The group honored Greenberg's contributions in the area of intellectual property rights. He is vice chairman of IEE-USA's intellectual property committee.
The award specifically recognizes his work in the U.S. Supreme Court case, Festo Corp. v. Shoketsu Kinzoku Kogyo Kabushiki Co., Ltd. He led a team of 10 that submitted amicus curiae briefs on behalf of the engineering group. The court adopted the team's "foreseeable bar" standard on patent rights.
It also recognizes Greenberg's pro bono work with colleague Matthew Conigliaro in Baystate Technologies Inc. v. Howard L. Bowers.
Barr Murman
hires associate
John V. Trujillo Jr. is a new associate at Barr Murman Tonelli Slother & Sleet, Tampa.
He will focus on civil litigation matters. A graduate of Florida State University, Trujillo earned a law degree in 2002 from the South Texas College of Law.
Alpha-Omega Title hires
Lincoln as legal counsel
Leonard T. Lincoln is the new in-house legal counsel at Alpha-Omega Title Co., one of Hillsborough County's largest independent title insurance agencies.

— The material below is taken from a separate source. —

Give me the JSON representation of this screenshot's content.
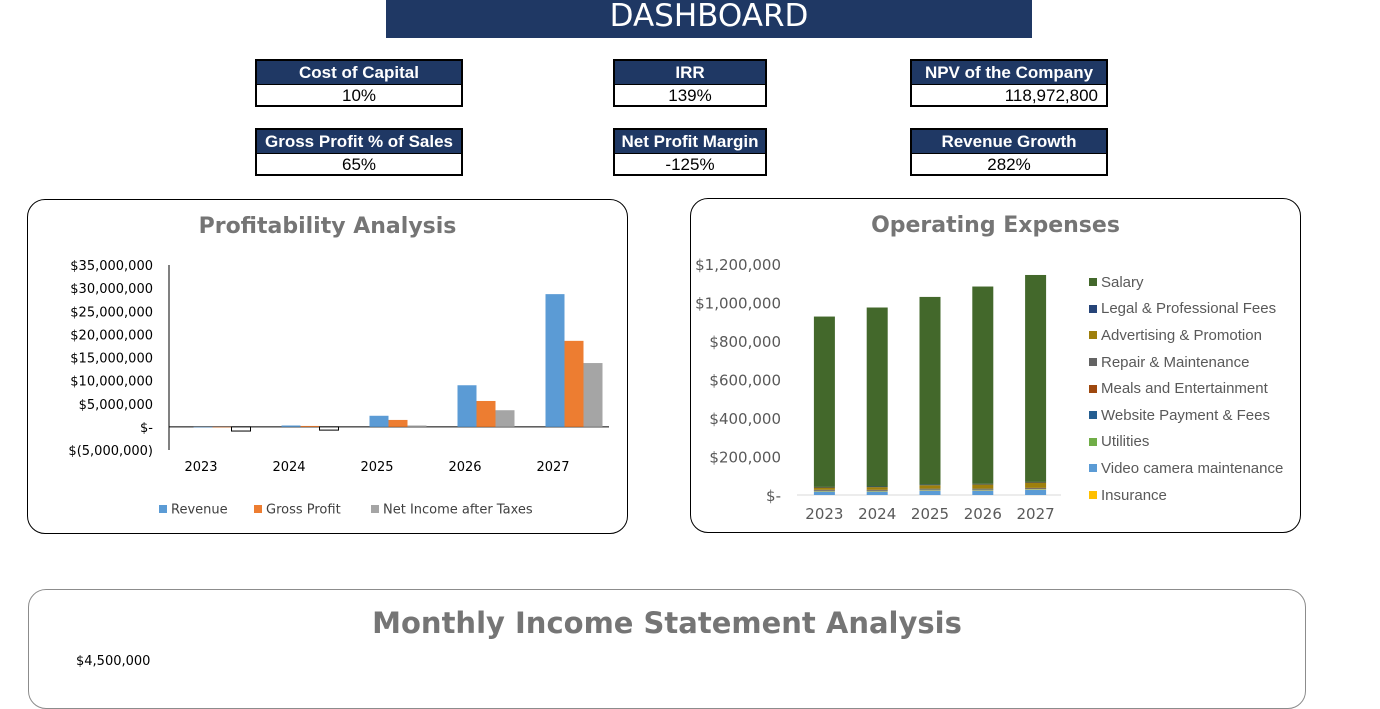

He previously served as president of Lincoln Title Services in Tampa, an agent of Attorney's Title Insurance Fund Inc. He also had worked at First American Title Insurance Co.
Carlton Fields elects
Walbolt to sixth term
St. Petersburg attorney Sylvia Walbolt recently won her sixth re-election as chair of the Carlton Fields PA board of directors. Besides her management duties, Walbolt also serves as chair of the firm's appellate practice and trial support group. Her work as an appellate attorney has appeared in more than 215 published opinions.
Her work earned her the designation by The National Law Journal as one the Top 10 Women Litigators. She also is one of the first women elected as a fellow in the American College of Trial Lawyers, a former president of the American Academy of Appellate Lawyers and the first female president of The Florida Bar Foundation.
The law firm also elected the following Tampa Bay area shareholders: David R. Punzak and Gary L. Sasso, St. Petersburg; and Chris S. Coutroulis, Richard A. Denmon, Ruth Barnes Kinsolving, Edgel C. Lester Jr., Luis Prats, Thomas A. Snow and Robert A. Soriano, Tampa.
Tampa lawyer
published by ABA
Daniel W. Anderson of Tampa's Forizs & Dogali PL has been published in the winter edition of the American Bar Association's The Air & Space Lawyer. Anderson's article is titled, "In Pursuit of 'Natural Quiet': The Latest on Noise for Airports and Airlines."